More than 50% of cancer patients undergo irradiation as part of their cancer treatment. Although radiotherapy (RT) significantly contributes to cancer cure, local therapy resistance and the subsequent emergence of distant metastasis remain major obstacles for its success. The molecular mechanisms underlying tumor cell-intrinsic RT resistance are ill-defined. It is therefore crucial to better define these mechanisms and identify new vulnerabilities of RT-resistant tumors in order to decrease the current annual cancer mortality of >1.3 million persons in EU Member States alone. The overall goal of this project is to understand the molecular mechanisms that affect radiotherapy (RT) response, and to dissect the genetic essentialome of RT-resistant tumors.To reach this overall goal, the following specific aims will be addressed:

Aim1: Identification of genes that are essential for RT resistance
Aim 2: Functional in vitro analysis and mapping the interactome of genes that contribute to RT resistance
Aim 3: Functional in vivo validation and targeting RT escape

During the first half of this project, we focused on aim 1: “Identification of genes that contribute to RT resistance” and their validation in vitro (aim 2.1). Moreover, we have started to work on all other aims (2.2 and 3.1-3.4). Regarding aim1, we successfully carried out functional genetic CRISPR/Cas9 screens under RT selection in mouse and human BRCA1-proficient and -deficient cell lines. This resulted in a unique list of about 500 genes that affect RT response. In aim 2, we successfully validated, functionally characterized, and published selected hits from this screen. Moreover, we generated a CRISPR/Cas9 sublibrary to unambiguously validate all genes that we identified and get a complete essentialome of RT resistance. Regarding aim 3, we established 3D organoid cultures of RT-resistant and -sensitive tumors and have started testing the transduction efficacy of the organoids using the CRISPR/Cas9 sublibrary generated in aim 2. To dissect the intratumoral heterogeneity of residual disease, we combined single-cell RNA sequencing (scRNAseq) with spatial transcriptomics in the KB1P model as planned. We identified specific subpopulations of tumor cells that have a survival benefit after treatment. Moreover, we observed that residual tumor cells form distinct compartments that separate them from immune cells. Using functional CRISPR-Cas9 in vivo screens, we are currently testing which differentially expressed genes are essential for the survival of residual cells and we hope that this may pinpoint specific subpopulations from which tumors regrow.

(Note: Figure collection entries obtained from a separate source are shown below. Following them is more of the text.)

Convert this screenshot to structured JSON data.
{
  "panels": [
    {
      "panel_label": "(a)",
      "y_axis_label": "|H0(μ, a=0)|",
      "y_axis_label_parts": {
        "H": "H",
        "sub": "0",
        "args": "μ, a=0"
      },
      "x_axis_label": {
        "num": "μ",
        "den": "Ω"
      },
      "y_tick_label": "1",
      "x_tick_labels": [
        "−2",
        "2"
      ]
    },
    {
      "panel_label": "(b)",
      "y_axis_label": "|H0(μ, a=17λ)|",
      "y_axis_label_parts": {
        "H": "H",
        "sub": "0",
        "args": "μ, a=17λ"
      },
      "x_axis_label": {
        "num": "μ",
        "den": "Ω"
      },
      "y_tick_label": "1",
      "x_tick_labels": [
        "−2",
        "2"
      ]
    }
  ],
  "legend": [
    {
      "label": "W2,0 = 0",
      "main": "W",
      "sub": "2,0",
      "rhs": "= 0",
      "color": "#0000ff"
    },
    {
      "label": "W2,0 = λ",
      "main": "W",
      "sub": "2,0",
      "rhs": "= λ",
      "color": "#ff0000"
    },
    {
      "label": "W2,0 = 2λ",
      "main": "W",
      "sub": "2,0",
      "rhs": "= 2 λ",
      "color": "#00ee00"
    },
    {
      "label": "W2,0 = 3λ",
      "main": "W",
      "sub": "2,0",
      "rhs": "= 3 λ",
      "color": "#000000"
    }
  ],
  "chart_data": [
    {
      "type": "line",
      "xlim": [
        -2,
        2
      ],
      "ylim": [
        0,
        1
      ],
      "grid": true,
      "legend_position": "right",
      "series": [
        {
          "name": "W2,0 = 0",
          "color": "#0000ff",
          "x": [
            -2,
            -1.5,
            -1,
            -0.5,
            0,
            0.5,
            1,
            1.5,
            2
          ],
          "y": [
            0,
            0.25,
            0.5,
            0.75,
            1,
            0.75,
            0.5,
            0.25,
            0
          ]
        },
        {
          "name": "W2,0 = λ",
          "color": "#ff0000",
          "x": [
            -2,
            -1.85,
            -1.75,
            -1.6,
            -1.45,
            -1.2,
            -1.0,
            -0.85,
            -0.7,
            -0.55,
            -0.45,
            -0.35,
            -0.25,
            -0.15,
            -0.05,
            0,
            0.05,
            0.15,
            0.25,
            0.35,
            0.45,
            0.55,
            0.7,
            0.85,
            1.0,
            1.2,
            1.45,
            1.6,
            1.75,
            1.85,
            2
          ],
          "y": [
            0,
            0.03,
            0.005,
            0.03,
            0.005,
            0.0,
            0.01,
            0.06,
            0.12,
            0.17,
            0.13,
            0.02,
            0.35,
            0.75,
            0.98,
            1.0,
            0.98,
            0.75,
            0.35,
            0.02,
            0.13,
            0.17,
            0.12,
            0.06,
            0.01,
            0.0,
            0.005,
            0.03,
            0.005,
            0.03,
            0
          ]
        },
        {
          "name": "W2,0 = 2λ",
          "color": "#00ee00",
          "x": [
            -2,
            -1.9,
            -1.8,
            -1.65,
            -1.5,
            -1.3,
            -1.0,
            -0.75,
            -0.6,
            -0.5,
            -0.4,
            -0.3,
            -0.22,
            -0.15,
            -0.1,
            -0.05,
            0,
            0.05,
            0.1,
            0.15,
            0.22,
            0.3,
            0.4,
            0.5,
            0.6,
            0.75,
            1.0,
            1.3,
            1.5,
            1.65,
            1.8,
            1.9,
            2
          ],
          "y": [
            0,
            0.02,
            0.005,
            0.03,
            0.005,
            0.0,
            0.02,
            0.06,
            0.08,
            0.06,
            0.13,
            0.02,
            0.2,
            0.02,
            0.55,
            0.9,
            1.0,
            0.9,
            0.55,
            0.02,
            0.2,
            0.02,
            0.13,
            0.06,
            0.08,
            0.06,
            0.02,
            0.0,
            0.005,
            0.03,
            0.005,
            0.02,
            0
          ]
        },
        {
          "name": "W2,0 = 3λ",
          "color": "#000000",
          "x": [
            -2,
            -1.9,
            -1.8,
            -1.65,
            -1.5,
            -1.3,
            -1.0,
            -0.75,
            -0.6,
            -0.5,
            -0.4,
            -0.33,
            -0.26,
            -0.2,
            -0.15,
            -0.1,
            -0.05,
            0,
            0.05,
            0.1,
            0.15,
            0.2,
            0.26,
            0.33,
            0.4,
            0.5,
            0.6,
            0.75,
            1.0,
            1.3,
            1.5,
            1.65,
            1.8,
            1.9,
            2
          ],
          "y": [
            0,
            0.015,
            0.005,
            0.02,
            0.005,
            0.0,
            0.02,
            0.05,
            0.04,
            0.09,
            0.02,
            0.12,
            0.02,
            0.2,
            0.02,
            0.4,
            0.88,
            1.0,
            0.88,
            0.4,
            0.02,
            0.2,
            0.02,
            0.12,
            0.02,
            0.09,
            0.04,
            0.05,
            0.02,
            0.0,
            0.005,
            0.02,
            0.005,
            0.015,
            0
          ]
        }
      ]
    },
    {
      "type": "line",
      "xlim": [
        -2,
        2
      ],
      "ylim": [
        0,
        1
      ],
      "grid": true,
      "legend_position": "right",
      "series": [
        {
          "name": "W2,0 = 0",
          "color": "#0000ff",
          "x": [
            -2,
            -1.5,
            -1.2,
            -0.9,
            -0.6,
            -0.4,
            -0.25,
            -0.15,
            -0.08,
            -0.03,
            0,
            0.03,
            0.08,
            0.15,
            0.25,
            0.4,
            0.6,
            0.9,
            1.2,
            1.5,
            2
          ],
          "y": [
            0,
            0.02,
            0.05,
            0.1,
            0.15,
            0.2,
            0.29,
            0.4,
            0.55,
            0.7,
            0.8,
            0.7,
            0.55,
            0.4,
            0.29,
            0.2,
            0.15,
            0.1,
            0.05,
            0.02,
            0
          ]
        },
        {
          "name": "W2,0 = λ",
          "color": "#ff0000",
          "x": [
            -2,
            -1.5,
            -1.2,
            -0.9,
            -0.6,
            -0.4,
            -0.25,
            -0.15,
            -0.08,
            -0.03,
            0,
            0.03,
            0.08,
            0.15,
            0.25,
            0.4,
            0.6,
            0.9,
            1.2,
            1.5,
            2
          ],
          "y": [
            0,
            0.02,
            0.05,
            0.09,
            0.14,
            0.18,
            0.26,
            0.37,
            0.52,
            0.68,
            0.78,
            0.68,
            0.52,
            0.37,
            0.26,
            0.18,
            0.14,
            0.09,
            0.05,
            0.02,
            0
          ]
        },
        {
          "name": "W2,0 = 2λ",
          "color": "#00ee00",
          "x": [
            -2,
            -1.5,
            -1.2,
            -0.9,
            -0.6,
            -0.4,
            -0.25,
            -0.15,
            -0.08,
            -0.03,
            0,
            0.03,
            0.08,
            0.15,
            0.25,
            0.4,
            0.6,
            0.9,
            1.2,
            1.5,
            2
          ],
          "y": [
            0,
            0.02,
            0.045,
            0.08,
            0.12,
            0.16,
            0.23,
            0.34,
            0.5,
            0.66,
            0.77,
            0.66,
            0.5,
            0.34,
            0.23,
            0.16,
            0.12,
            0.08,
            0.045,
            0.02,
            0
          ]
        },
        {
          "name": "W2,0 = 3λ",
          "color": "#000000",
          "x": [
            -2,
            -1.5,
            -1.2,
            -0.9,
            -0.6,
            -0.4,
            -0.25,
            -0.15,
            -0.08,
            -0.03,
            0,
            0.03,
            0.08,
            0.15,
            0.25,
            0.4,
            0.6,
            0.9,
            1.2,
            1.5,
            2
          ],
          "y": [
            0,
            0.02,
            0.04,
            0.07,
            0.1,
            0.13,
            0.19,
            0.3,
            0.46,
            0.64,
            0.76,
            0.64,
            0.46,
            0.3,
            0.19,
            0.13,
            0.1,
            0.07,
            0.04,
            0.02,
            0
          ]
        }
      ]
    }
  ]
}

The results we have obtained indicate that we have discovered thus far unknown radiotherapy resistance mechanisms, which we expect them to be major breakthroughs that significantly advance the research field beyond the state of the art. We have not yet published our latest findings, as we are still working on further validating our hypothesis mechanistically. Our results are somewhat unexpected as there is no direct link to DNA repair. Instead, based on our current analysis, there seems to be an indirect effect that reduces the IR-induced DNA damage of the tumor cell nucleus by 50%. A 50% reduction in DNA damage makes a major difference on the RT response of the tumors.